Na polskich drogach nie brakuje niebezpiecznych sytuacji. Praktycznie każdego dnia można być świadkiem kolizji lub wypadku.
Większość z takich historii powstaje przez samych uczestników ruchu, którzy tworzą dla siebie naprawdę bardzo duże zagrożenie. Nierzadko emocje biorą górę i konflikt zostaje zaogniony. Ten kierowca chciał doprowadzić do konfrontacji, ale drugi uczestnik zdarzenia uciekł.
Wszystko zaczęło się na jednym ze skrzyżowań w Bielsku-Białej. Gdy zaświeciło się zielone, samochody ruszyły przed siebie. Nagrywający musiał jednak unikać zagrożenia z dwóch stron. Przed jego maskę chcieli wjechać kierowcy znajdujący się pierwotnie na innych torach jazdy.
Nerwy wzięły górę
To wymusiło hamowanie i gwałtowne odbicie kierownicą. Inaczej doszłoby do kolizji. W takich okolicznościach nietrudno się zestresować. Co ciekawe, kierowcy spotkali się na kolejnym skrzyżowaniu.
Jeden z nich postanowił wyjść z samochodu i doprowadzić do konfrontacji.
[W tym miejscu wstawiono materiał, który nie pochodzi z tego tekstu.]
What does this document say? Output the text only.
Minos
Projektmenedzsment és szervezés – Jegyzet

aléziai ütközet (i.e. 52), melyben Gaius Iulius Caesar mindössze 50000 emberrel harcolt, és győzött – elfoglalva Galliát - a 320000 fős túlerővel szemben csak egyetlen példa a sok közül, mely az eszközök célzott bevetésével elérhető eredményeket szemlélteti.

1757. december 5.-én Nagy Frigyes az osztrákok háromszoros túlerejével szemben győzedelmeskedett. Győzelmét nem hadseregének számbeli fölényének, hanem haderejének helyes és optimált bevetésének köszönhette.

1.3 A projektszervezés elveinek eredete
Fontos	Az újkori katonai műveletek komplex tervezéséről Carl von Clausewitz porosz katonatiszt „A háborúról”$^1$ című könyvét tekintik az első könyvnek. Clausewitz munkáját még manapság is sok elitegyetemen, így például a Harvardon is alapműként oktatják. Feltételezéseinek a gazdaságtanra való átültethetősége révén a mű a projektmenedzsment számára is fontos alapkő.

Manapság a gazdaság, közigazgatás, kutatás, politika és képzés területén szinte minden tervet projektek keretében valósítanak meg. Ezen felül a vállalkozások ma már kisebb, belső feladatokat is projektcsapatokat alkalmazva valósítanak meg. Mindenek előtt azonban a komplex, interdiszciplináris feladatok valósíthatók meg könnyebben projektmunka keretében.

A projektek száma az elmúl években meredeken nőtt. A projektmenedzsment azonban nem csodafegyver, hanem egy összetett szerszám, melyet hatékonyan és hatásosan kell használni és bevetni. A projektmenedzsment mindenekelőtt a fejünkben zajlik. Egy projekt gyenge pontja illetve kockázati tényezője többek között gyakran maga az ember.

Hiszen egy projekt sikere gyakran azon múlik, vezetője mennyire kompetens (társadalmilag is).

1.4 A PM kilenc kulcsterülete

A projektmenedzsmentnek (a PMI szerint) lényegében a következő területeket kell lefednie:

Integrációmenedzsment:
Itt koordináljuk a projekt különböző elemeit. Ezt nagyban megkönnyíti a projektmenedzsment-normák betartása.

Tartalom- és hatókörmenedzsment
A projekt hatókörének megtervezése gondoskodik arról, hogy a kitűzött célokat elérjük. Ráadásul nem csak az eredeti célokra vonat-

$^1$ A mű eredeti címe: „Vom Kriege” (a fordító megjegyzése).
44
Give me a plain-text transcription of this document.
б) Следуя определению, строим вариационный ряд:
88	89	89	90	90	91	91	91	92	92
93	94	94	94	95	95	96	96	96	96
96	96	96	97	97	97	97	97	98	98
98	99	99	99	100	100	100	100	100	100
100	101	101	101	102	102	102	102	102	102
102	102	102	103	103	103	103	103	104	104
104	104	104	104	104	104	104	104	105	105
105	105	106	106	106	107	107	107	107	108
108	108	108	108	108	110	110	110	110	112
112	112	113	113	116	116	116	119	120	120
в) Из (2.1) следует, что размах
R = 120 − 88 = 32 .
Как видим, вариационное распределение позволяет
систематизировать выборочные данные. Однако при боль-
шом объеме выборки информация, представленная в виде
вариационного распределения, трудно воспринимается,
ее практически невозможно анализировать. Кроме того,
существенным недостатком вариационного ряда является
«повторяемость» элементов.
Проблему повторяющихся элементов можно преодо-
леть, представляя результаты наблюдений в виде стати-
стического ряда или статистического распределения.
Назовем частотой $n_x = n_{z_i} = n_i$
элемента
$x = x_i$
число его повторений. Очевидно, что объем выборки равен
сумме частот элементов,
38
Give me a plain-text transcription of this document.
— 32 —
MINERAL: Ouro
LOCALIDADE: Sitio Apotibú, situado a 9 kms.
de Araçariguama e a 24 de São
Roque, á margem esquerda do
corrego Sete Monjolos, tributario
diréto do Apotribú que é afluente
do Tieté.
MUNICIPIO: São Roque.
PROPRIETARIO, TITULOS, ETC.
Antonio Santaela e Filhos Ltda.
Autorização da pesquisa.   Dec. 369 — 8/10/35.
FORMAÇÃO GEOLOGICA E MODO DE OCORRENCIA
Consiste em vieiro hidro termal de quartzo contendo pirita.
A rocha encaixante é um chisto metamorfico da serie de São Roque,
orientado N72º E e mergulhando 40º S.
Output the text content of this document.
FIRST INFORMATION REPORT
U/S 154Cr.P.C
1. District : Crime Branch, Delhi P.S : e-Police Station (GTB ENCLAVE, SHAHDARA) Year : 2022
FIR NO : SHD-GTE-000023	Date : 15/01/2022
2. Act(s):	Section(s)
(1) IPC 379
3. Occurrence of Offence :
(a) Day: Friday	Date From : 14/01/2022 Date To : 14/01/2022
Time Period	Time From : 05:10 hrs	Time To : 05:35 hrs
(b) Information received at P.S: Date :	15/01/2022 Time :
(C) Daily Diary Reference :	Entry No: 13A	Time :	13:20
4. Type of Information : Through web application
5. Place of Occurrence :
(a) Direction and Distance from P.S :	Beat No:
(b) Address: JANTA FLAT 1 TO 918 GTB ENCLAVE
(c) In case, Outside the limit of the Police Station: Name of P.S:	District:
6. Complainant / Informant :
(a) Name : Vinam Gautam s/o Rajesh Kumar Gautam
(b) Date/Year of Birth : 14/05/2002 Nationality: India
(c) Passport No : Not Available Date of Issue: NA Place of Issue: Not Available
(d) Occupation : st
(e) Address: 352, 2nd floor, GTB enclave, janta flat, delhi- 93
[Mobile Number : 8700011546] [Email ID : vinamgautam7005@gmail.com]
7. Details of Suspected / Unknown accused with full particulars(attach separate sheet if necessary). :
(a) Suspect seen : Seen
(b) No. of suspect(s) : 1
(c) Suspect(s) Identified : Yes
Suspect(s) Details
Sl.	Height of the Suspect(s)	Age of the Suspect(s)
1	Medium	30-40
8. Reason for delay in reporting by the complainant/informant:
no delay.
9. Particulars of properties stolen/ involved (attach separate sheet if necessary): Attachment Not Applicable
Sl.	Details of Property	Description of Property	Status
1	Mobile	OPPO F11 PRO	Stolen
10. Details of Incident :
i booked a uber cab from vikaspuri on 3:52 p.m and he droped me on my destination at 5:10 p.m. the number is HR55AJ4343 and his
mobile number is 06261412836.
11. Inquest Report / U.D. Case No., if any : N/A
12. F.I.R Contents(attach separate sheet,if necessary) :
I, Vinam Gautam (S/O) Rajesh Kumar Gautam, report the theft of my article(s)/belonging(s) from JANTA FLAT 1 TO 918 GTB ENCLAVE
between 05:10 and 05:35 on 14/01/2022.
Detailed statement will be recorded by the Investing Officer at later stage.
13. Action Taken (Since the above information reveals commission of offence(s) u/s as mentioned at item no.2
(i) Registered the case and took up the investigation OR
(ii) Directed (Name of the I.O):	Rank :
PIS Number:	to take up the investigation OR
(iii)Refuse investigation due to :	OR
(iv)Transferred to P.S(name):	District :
Nie było jednak na to okazji, bo kierowca auta dostawczego wystraszył się i odjechał – lekceważąc tym razem czerwone światło.
Tym razem udało się uniknąć kolizji i innych niepożądanych zdarzeń drogowych, ale nie zawsze jest tak kolorowo. Pamiętajmy, by w dużym ruchu zawsze dokładnie rozglądać się zmianą pasa. Nierzadko pojazd znajduje się w martwym punkcie naszych lusterek, dlatego lepiej upewnić się, czy nasz manewr będzie bezpieczny. Tylko tak zminimalizujemy ryzyko podczas jazdy.